The drop in world milk prices may not be over, the head of Dean Foods said, flagging the prospect of a further increase in world production this year, and noting Russia's "vigorously enforced" import ban.
Gregg Tanner, the Dean Foods chief executive, acknowledged that growth in world milk supplies was "slowing due to falling prices", which offer producers less incentive to expand output.
However, milk production in the key exporting countries "is expected to increase through 2015" nonetheless, albeit at a "slower pace" than that last year, when heavy volumes led to a halving in prices at New Zealand's much-watched GlobalDairyTrade auctions.
As a processor, and thus a buyer of raw milk, "global fundamentals should remain supportive" to Dean Foods, Mr Tanner said.
In Dean Foods' native US, the group foresaw "ongoing supply momentum" as growth in overall herd numbers and milk yields "more than offset the impact from the continued drought in California".
In the European Union, where production quotas were removed last month, output will grow by 1% in the second half of 2015, Mr Tanner said.
"Even New Zealand," the top milk exporting country, where output was threatened by drought earlier in 2015, "is anticipated to have a relatively flat year-over-year milk solids production level… following improved moisture levels in March".

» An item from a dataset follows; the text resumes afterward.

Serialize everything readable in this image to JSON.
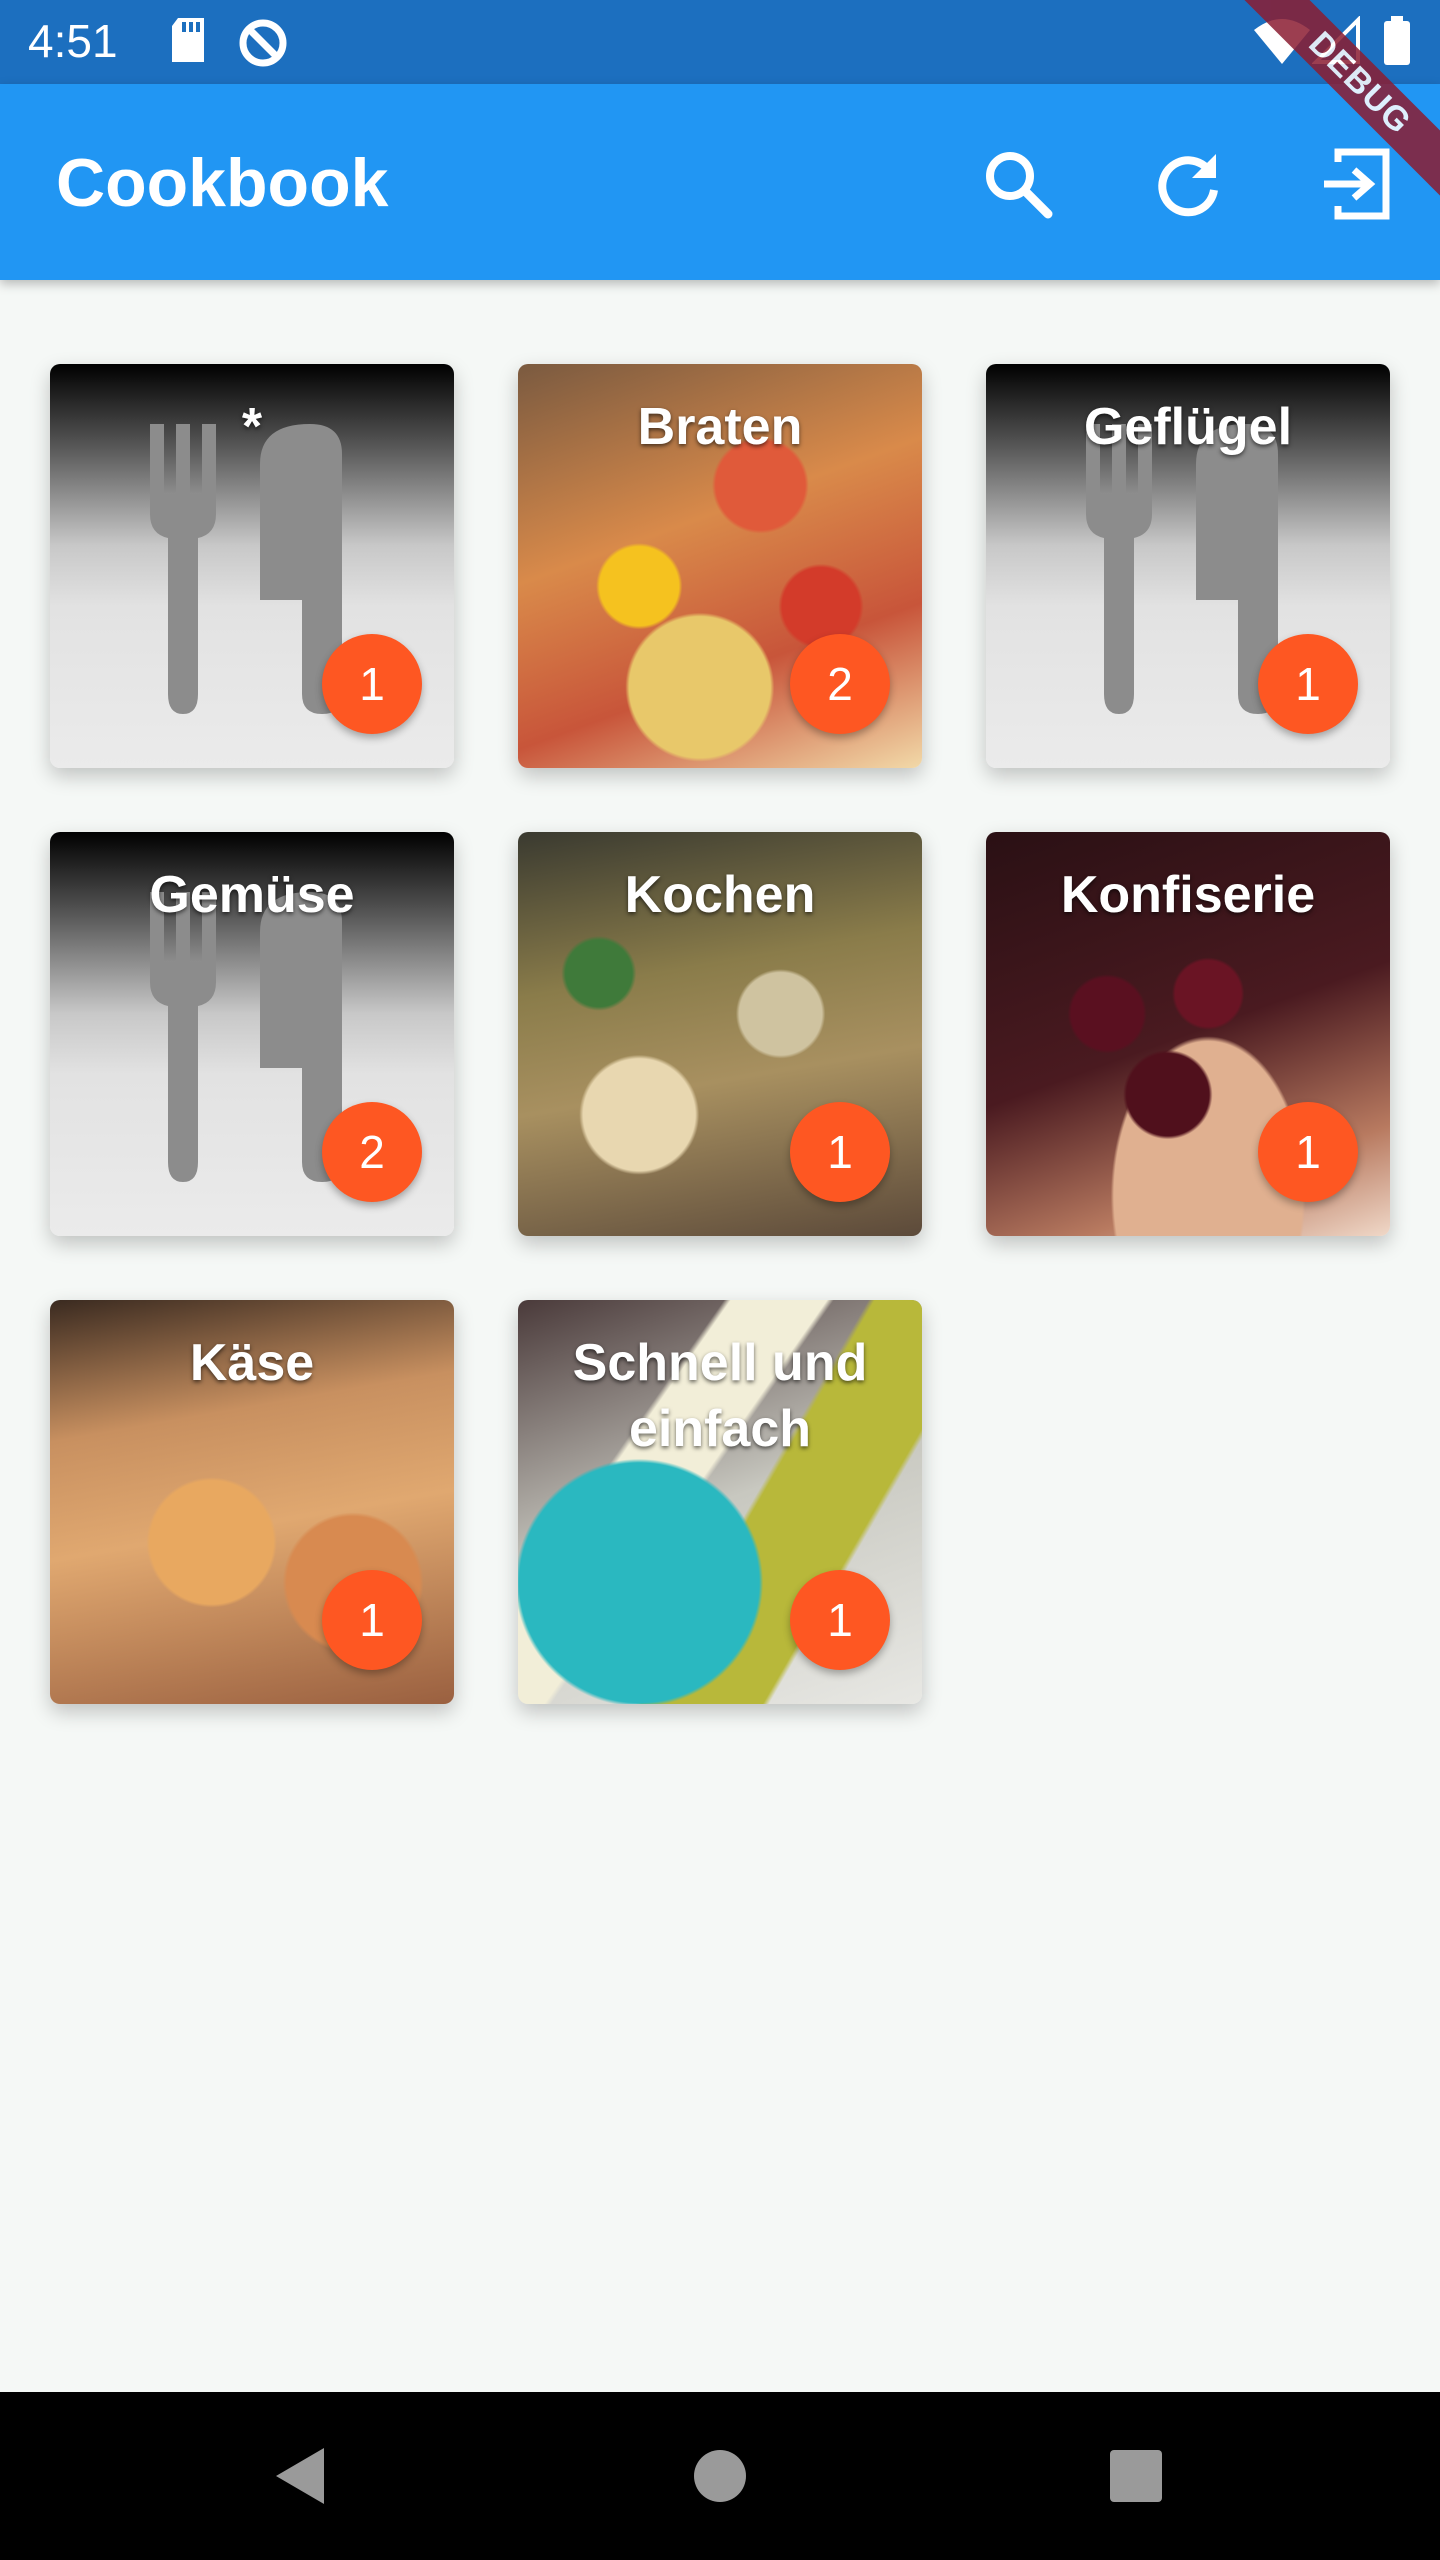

And China, better known as a dairy importer, "appears to have improved its domestic supply to demand balance following heavy dairy investment", which has come from both domestic investors and foreign group such as New Zealand's Fonterra.
Indeed, Chinese import demand for milk powder products has "remained significantly below year prior levels".

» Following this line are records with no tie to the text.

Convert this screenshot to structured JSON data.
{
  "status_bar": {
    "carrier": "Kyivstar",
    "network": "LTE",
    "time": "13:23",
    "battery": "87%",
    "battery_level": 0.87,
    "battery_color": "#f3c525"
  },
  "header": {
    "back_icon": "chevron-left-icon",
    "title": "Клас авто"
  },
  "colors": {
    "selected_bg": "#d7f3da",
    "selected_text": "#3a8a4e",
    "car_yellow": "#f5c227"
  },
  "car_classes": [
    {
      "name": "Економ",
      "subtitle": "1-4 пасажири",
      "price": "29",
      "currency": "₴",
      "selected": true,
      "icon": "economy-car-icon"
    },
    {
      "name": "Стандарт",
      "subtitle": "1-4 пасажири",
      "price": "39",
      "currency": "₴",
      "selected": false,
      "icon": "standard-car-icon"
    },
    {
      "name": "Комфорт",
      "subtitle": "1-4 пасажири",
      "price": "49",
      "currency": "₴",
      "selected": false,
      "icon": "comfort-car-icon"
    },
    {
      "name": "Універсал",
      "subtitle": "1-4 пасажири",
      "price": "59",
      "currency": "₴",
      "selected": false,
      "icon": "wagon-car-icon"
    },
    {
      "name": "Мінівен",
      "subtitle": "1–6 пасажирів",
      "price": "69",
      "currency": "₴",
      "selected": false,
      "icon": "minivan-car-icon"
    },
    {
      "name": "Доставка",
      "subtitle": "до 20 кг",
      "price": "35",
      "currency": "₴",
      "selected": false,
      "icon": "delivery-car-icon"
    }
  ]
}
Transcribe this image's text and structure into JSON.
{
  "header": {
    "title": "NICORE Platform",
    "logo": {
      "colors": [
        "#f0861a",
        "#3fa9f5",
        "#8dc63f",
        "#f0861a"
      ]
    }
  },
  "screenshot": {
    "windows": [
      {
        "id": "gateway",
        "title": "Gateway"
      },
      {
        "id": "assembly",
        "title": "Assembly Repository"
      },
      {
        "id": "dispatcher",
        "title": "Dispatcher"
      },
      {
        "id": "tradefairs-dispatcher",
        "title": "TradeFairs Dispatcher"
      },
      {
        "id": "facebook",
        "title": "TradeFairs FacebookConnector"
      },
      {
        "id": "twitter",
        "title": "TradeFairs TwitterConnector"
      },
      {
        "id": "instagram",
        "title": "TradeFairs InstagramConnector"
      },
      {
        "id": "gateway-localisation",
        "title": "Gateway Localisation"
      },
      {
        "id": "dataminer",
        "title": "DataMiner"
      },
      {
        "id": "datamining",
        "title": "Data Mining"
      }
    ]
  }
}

Meanwhile, orders from Russia - another key import market, but which has banned purchases from many Western countries in a tit-for-tat sanctions move – are "being vigorously enforced", a factor which "has disrupted trade flows leading", and led to increased competition as product is diverted to other markets.

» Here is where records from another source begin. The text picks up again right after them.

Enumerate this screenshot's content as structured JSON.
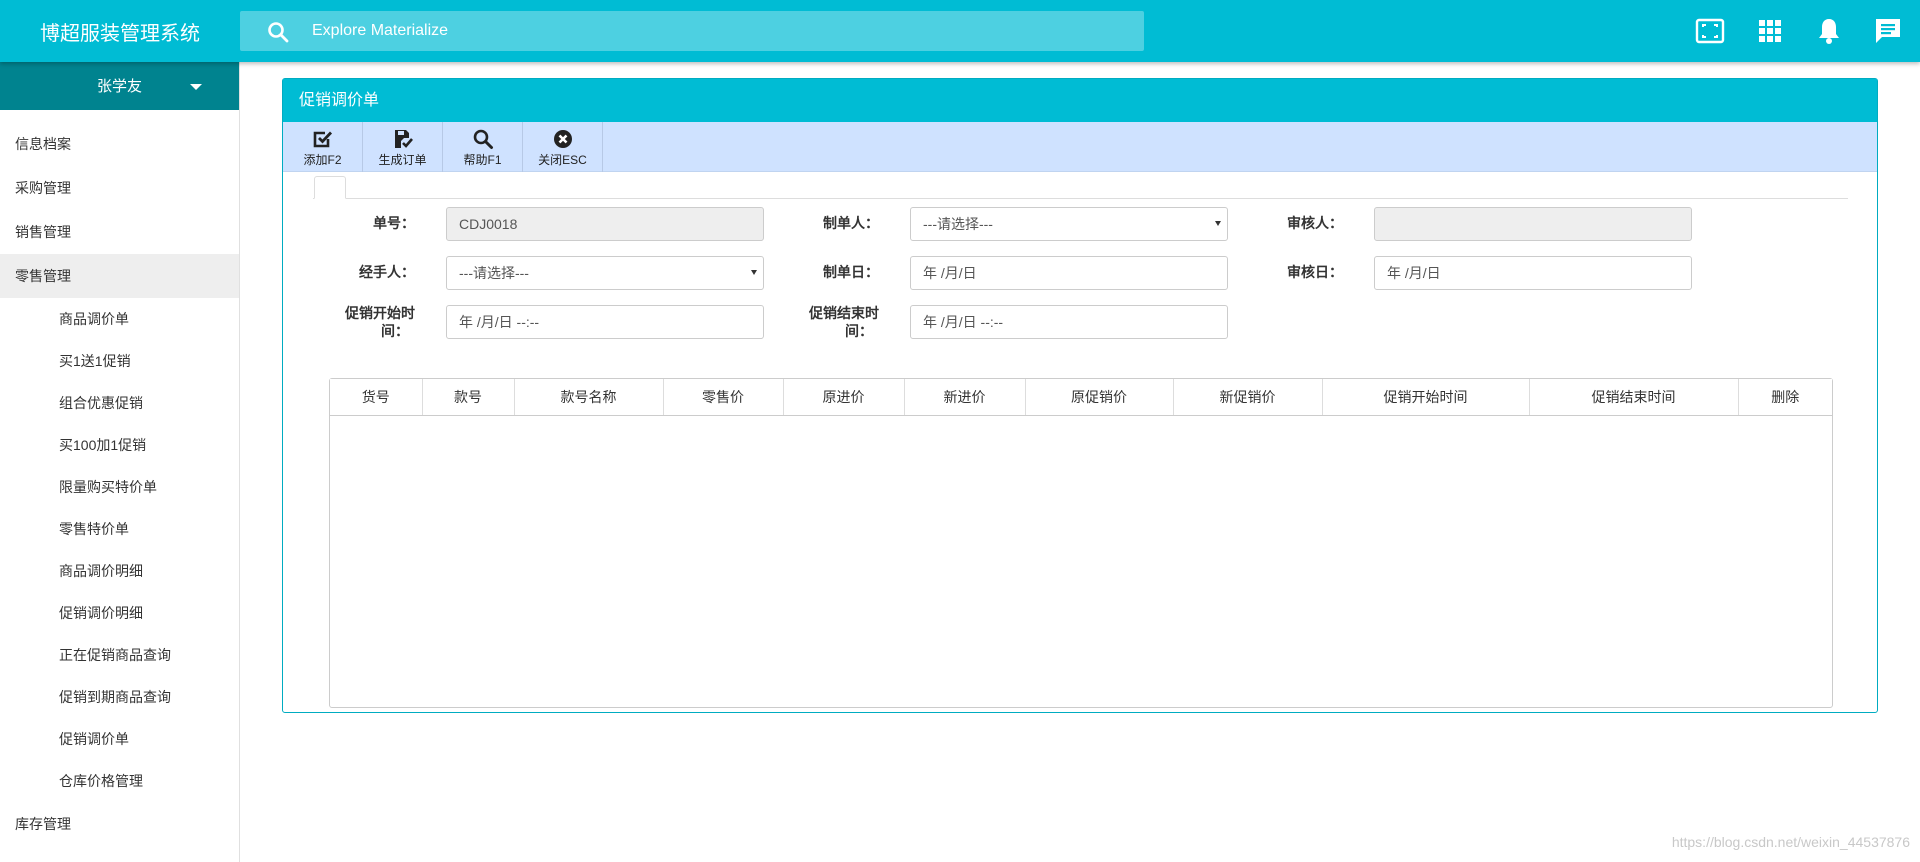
{
  "header": {
    "app_title": "博超服装管理系统",
    "search_placeholder": "Explore Materialize",
    "icons": [
      "fullscreen-icon",
      "apps-icon",
      "notifications-icon",
      "chat-icon"
    ]
  },
  "sidebar": {
    "user_name": "张学友",
    "menu": [
      {
        "label": "信息档案"
      },
      {
        "label": "采购管理"
      },
      {
        "label": "销售管理"
      },
      {
        "label": "零售管理",
        "active": true
      }
    ],
    "submenu": [
      {
        "label": "商品调价单"
      },
      {
        "label": "买1送1促销"
      },
      {
        "label": "组合优惠促销"
      },
      {
        "label": "买100加1促销"
      },
      {
        "label": "限量购买特价单"
      },
      {
        "label": "零售特价单"
      },
      {
        "label": "商品调价明细"
      },
      {
        "label": "促销调价明细"
      },
      {
        "label": "正在促销商品查询"
      },
      {
        "label": "促销到期商品查询"
      },
      {
        "label": "促销调价单"
      },
      {
        "label": "仓库价格管理"
      }
    ],
    "menu_after": [
      {
        "label": "库存管理"
      }
    ]
  },
  "panel": {
    "title": "促销调价单",
    "toolbar": [
      {
        "label": "添加F2",
        "icon": "check-square-icon"
      },
      {
        "label": "生成订单",
        "icon": "save-check-icon"
      },
      {
        "label": "帮助F1",
        "icon": "search-icon"
      },
      {
        "label": "关闭ESC",
        "icon": "close-circle-icon"
      }
    ],
    "form": {
      "order_no_label": "单号：",
      "order_no_value": "CDJ0018",
      "creator_label": "制单人：",
      "creator_value": "---请选择---",
      "reviewer_label": "审核人：",
      "reviewer_value": "",
      "handler_label": "经手人：",
      "handler_value": "---请选择---",
      "create_date_label": "制单日：",
      "create_date_value": "年 /月/日",
      "review_date_label": "审核日：",
      "review_date_value": "年 /月/日",
      "promo_start_label_1": "促销开始时",
      "promo_start_label_2": "间：",
      "promo_start_value": "年 /月/日 --:--",
      "promo_end_label_1": "促销结束时",
      "promo_end_label_2": "间：",
      "promo_end_value": "年 /月/日 --:--"
    },
    "table": {
      "columns": [
        "货号",
        "款号",
        "款号名称",
        "零售价",
        "原进价",
        "新进价",
        "原促销价",
        "新促销价",
        "促销开始时间",
        "促销结束时间",
        "删除"
      ],
      "rows": []
    }
  },
  "watermark": "https://blog.csdn.net/weixin_44537876"
}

Mr Tanner highlighted the decline in values at GlobalDairyTrade, where they hit a six-year low at the latest event, "which could result in reduced global [milk] prices in the upcoming months".
Separately, Commonwealth Bank of Australia issued a caution over a dent to dairy price prospects from a weakening New Zealand dollar, which was undermining the signal from world markets for low prices to curtail milk output.
"The New Zealand dollar's continued tumble is restoring competitiveness to New Zealand dairy farmers. That might prove to be a negative for global dairy prices," said CBA analyst Tobin Gorey.
"Right now, the world needs a little less dairy produce and New Zealand, as the dominant swing dairy exporter, will need to shave production.
"Global US dollar dairy prices are lower to give the right signal. A weaker kiwi dollar, though, offsets that signal."